In continuation hereof, SOS International met with the International Operative Staff, a national, inter-agency committee chaired by the Danish Ministry of Foreign Affairs that can be convened at short notice when situations like these emerge. The committee includes health authorities, representatives from the travel and insurance industry and the alarm centres.
The meeting contributes to keeping all stakeholders updated and to ensure that identical messages and recommendations are send to the public based on the health authorities’ instructions.
What is status?
The threat in the Nordic countries was and still is minimal since the disease carrying mosquito does not exist in this region and the disease cannot be transmitted from human to human.
SOS International’s Medical Director Mikael Fotopoulos elaborates: “The Zika virus has been linked - with a high probability - to a risk of malformations in newborn babies.

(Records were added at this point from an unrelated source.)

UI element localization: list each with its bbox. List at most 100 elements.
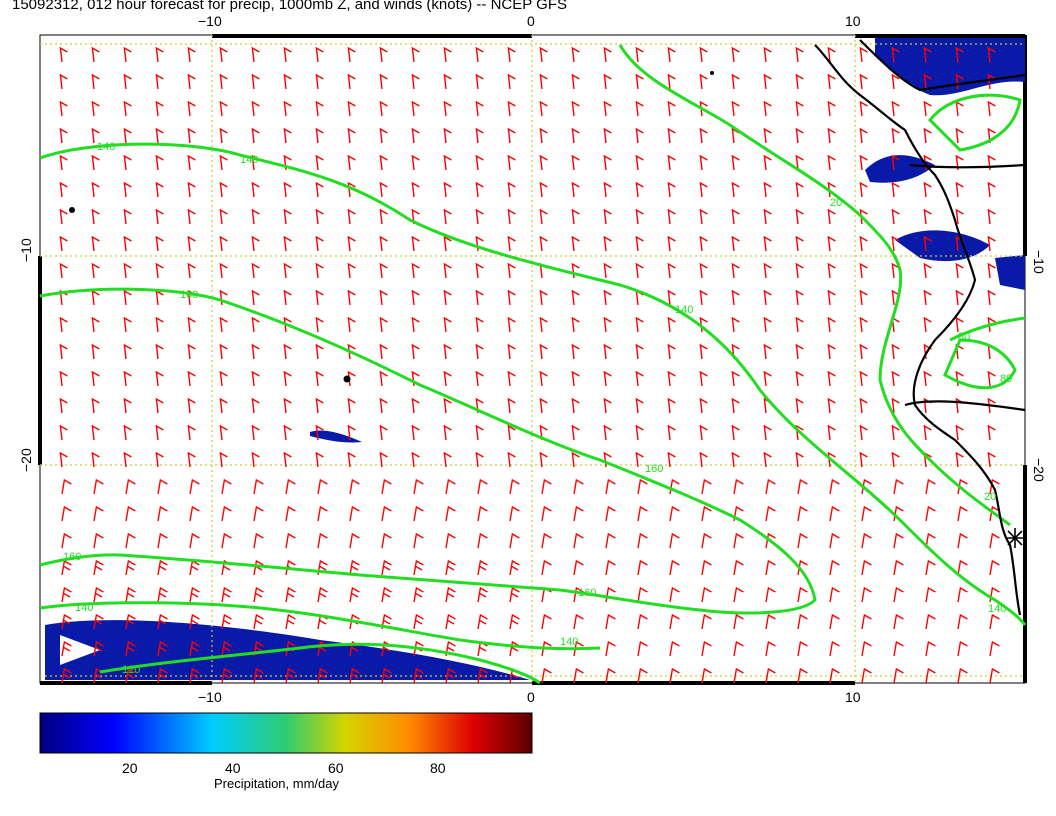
wind-barb bbox=[859, 316, 868, 333]
wind-barb bbox=[61, 667, 72, 684]
wind-barb bbox=[59, 451, 68, 468]
wind-barb bbox=[347, 100, 356, 117]
wind-barb bbox=[731, 424, 740, 441]
wind-barb bbox=[189, 559, 200, 576]
wind-barb bbox=[667, 424, 676, 441]
wind-barb bbox=[635, 397, 644, 414]
wind-barb bbox=[411, 46, 420, 63]
wind-barb bbox=[925, 559, 936, 576]
wind-barb bbox=[381, 532, 392, 549]
wind-barb bbox=[797, 532, 808, 549]
wind-barb bbox=[219, 127, 228, 144]
wind-barb bbox=[891, 181, 900, 198]
wind-barb bbox=[827, 208, 836, 225]
wind-barb bbox=[541, 478, 552, 495]
wind-barb bbox=[571, 154, 580, 171]
precip-small bbox=[310, 430, 362, 443]
wind-barb bbox=[379, 127, 388, 144]
wind-barb bbox=[925, 478, 936, 495]
wind-barb bbox=[635, 208, 644, 225]
wind-barb bbox=[571, 370, 580, 387]
wind-barb bbox=[219, 343, 228, 360]
wind-barb bbox=[667, 289, 676, 306]
wind-barb bbox=[477, 613, 488, 630]
wind-barb bbox=[187, 397, 196, 414]
wind-barb bbox=[733, 532, 744, 549]
wind-barb bbox=[317, 532, 328, 549]
wind-barb bbox=[955, 100, 964, 117]
wind-barb bbox=[989, 667, 1000, 684]
wind-barb bbox=[699, 127, 708, 144]
wind-barb bbox=[987, 46, 996, 63]
wind-barb bbox=[603, 316, 612, 333]
wind-barb bbox=[605, 559, 616, 576]
wind-barb bbox=[283, 127, 292, 144]
wind-barb bbox=[763, 370, 772, 387]
wind-barb bbox=[253, 559, 264, 576]
wind-barb bbox=[699, 100, 708, 117]
wind-barb bbox=[155, 181, 164, 198]
wind-barb bbox=[475, 316, 484, 333]
wind-barb bbox=[763, 316, 772, 333]
wind-barb bbox=[571, 235, 580, 252]
wind-barb bbox=[635, 370, 644, 387]
wind-barb bbox=[155, 343, 164, 360]
wind-barb bbox=[635, 343, 644, 360]
wind-barb bbox=[573, 640, 584, 657]
wind-barb bbox=[571, 289, 580, 306]
wind-barb bbox=[795, 451, 804, 468]
wind-barb bbox=[379, 235, 388, 252]
wind-barb bbox=[347, 154, 356, 171]
wind-barb bbox=[603, 235, 612, 252]
wind-barb bbox=[987, 397, 996, 414]
wind-barb bbox=[443, 73, 452, 90]
wind-barb bbox=[573, 613, 584, 630]
wind-barb bbox=[827, 100, 836, 117]
wind-barb bbox=[93, 505, 104, 522]
wind-barb bbox=[891, 127, 900, 144]
wind-barb bbox=[475, 73, 484, 90]
wind-barb bbox=[829, 559, 840, 576]
wind-barb bbox=[955, 316, 964, 333]
wind-barb bbox=[539, 235, 548, 252]
precip-northeast bbox=[875, 38, 1025, 96]
wind-barb bbox=[891, 370, 900, 387]
wind-barb bbox=[763, 127, 772, 144]
wind-barb bbox=[573, 667, 584, 684]
wind-barb bbox=[477, 586, 488, 603]
contour-label: 80 bbox=[958, 331, 970, 343]
wind-barb bbox=[253, 586, 264, 603]
wind-barb bbox=[315, 100, 324, 117]
wind-barb bbox=[91, 451, 100, 468]
wind-barb bbox=[667, 262, 676, 279]
wind-barb bbox=[987, 208, 996, 225]
wind-barb bbox=[443, 289, 452, 306]
wind-barb bbox=[571, 46, 580, 63]
graticule bbox=[40, 35, 1025, 683]
wind-barb bbox=[189, 505, 200, 522]
wind-barb bbox=[475, 289, 484, 306]
wind-barb bbox=[763, 343, 772, 360]
wind-barb bbox=[571, 424, 580, 441]
wind-barb bbox=[477, 667, 488, 684]
wind-barb bbox=[603, 154, 612, 171]
wind-barb bbox=[219, 235, 228, 252]
wind-barb bbox=[251, 127, 260, 144]
wind-barb bbox=[475, 154, 484, 171]
wind-barb bbox=[91, 100, 100, 117]
wind-barb bbox=[539, 208, 548, 225]
wind-barb bbox=[603, 397, 612, 414]
wind-barb bbox=[477, 505, 488, 522]
wind-barb bbox=[59, 343, 68, 360]
wind-barb bbox=[731, 262, 740, 279]
wind-barb bbox=[987, 370, 996, 387]
wind-barb bbox=[125, 478, 136, 495]
wind-barb bbox=[315, 127, 324, 144]
wind-barb bbox=[251, 100, 260, 117]
border-2 bbox=[904, 400, 1026, 412]
wind-barb bbox=[443, 181, 452, 198]
wind-barb bbox=[955, 154, 964, 171]
wind-barb bbox=[571, 100, 580, 117]
wind-barb bbox=[187, 343, 196, 360]
wind-barb bbox=[189, 667, 200, 684]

The virus is endemic in South America. SOS International recommends that pregnant women and women who plan to be pregnant, consult with a doctor and their insurance agency before travelling in South America.”
The best form of prevention is protection against mosquito bites:
- Use insect repellent
- Wearing clothes (preferably light-coloured) that cover as much of the body as possible;
- Using physical barriers such as screens, closed doors and windows
- Sleep under mosquito nets.
It is also important to empty, clean or cover containers that can hold even small amounts of water such as buckets, flower pots or tyres, so that places where mosquitoes can breed are removed.
The symptoms of Zika virus disease can be treated with common pain and fever medicines, rest and plenty of water. If symptoms worsen, people should seek medical advice.
Female travellers should seek personal advice from a doctor before travelling to South America in case they are or may be pregnant.
Facts about the Zika virus
- Zika virus cannot be transmitted from human to human. The only exception being sexually transmitted via mens sperm (up to 90 days)
- Zika virus disease is caused by a virus transmitted by Aedes mosquitoes.
- There is still no vaccine or cure for Zika virus.
- People with Zika virus disease usually have a mild fever and skin rash. Others may also get conjunctivitis, muscle and joint pain, and feel tired.
- The symptoms usually finish in 2 to 7 days.